防災白書は、災害対策基本法に基づく法定白書であり、平成26年度の「特集」では、「共助による地域防災力の強化~地区防災計画制度の施行を受けて~」をテーマに、共助に焦点をあてて、地域防災力強化の方向性について検証を行っています。
また、平成24年度及び25年度の「災害対策基本法」の改正、「大規模災害からの復興に関する法律」の制定、平成25年11月の「首都直下地震対策特別措置法」の制定、「南海トラフ地震に係る地震防災対策の推進に関する特別措置法」の改正等について紹介しています。
さらに、平成27年3月に仙台市において開催される「第3回国連防災世界会議」のほか、平成25年9月の竜巻災害、10月の台風第26号による土砂災害、平成26年2月の大雪災害等で大きな被害が出たことを踏まえ、「避難勧告等の判断・伝達マニュアル作成ガイドライン(案)」の改定が行われたこと等を紹介しています。このうち、特集の概要について紹介します。

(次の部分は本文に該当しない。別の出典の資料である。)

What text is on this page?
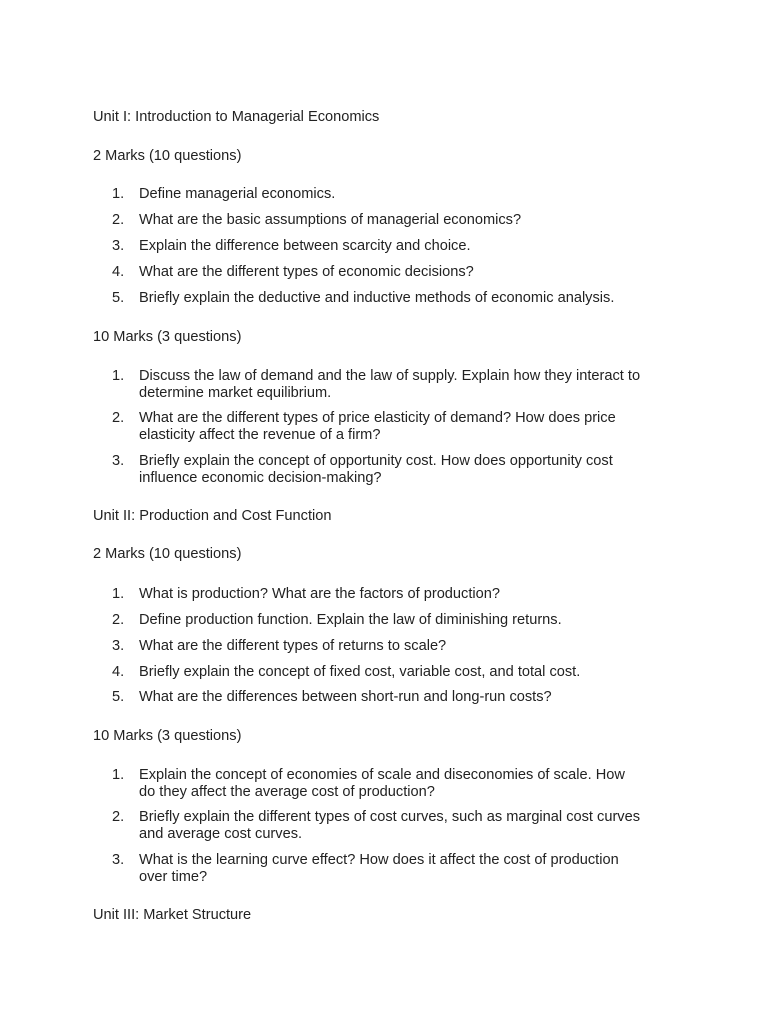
Unit I: Introduction to Managerial Economics
2 Marks (10 questions)
1.	Define managerial economics.
2.	What are the basic assumptions of managerial economics?
3.	Explain the difference between scarcity and choice.
4.	What are the different types of economic decisions?
5.	Briefly explain the deductive and inductive methods of economic analysis.
10 Marks (3 questions)
1.	Discuss the law of demand and the law of supply. Explain how they interact to
determine market equilibrium.
2.	What are the different types of price elasticity of demand? How does price
elasticity affect the revenue of a firm?
3.	Briefly explain the concept of opportunity cost. How does opportunity cost
influence economic decision-making?
Unit II: Production and Cost Function
2 Marks (10 questions)
1.	What is production? What are the factors of production?
2.	Define production function. Explain the law of diminishing returns.
3.	What are the different types of returns to scale?
4.	Briefly explain the concept of fixed cost, variable cost, and total cost.
5.	What are the differences between short-run and long-run costs?
10 Marks (3 questions)
1.	Explain the concept of economies of scale and diseconomies of scale. How
do they affect the average cost of production?
2.	Briefly explain the different types of cost curves, such as marginal cost curves
and average cost curves.
3.	What is the learning curve effect? How does it affect the cost of production
over time?
Unit III: Market Structure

2 「特集 共助による地域防災力の強化~地区防災計画制度の施行を受けて~」の概要

東日本大震災等では、行政自身が被災して機能が麻痺する場合(公助の限界)があることが明確になったことから、首都直下地震、南海トラフ地震等の大規模広域災害時の被害を少なくするためには、地域コミュニティにおける自助・共助による「ソフトパワー」を効果的に活用し、地域防災力の向上を図ることが重要な鍵になるとしています。
そして、地域コミュニティにおける一般的な地域活動(地縁活動)と防災活動の関係は深くなっており、一般的な地域活動(地縁活動)の活性化が防災活動の活発化につながり、それが地域防災力の強化にもつながるとしています(図1参照)。

図1 一般的な地域活動(地縁活動)と防災活動との関係

また、国民は、地域防災力の向上のためには第一に共助(地域、人と一緒にやること)のうち、自主防災組織づくり、地縁組織内の役割分担といった「人・組織に関すること」を重視しており、第二に公助(行政に求めること)としては、防災に関する講習会の開催、災害時の住民に対する情報発信をもとめていることから行政による地域コミュニティでの防災活動体制づくりの支援や積極的な情報提供等地域コミュニティと行政の連携が重要になるとしています(図2参照)。

図2 地域の防災活動の活性化のために必要なもの

さらに、事業者の防災に関する地域コミュニティとの協力関係も進展しており(図3参照)、事業者と地域住民との連携・共生の促進が、地域コミュニティ全体の防災力の向上につながっているとしています。このような傾向を踏まえ、地域防災力を向上させるためには、平成26年の災害対策基本法の改正で創設された地区の居住者及び事業者による自発的な防災計画であり、地域コミュニティと行政の連携によって地域防災力の向上を図るための制度である「地区防災計画制度」を普及させていく必要があるとしています。

図3 企業における地域コミュニティとの協力の内容

最後に、地域防災力の向上のためには、地域コミュニティが活性化していることが重要ですが、地域コミュニティの活性化と地域防災力の向上は、表裏一体の関係にあることから、今後、地区防災計画制度が、地域防災力の向上だけでなく、地域コミュニティの活性化を通して、地区の実情に応じたきめ細かいまちづくりにも寄与する可能性があるとしています。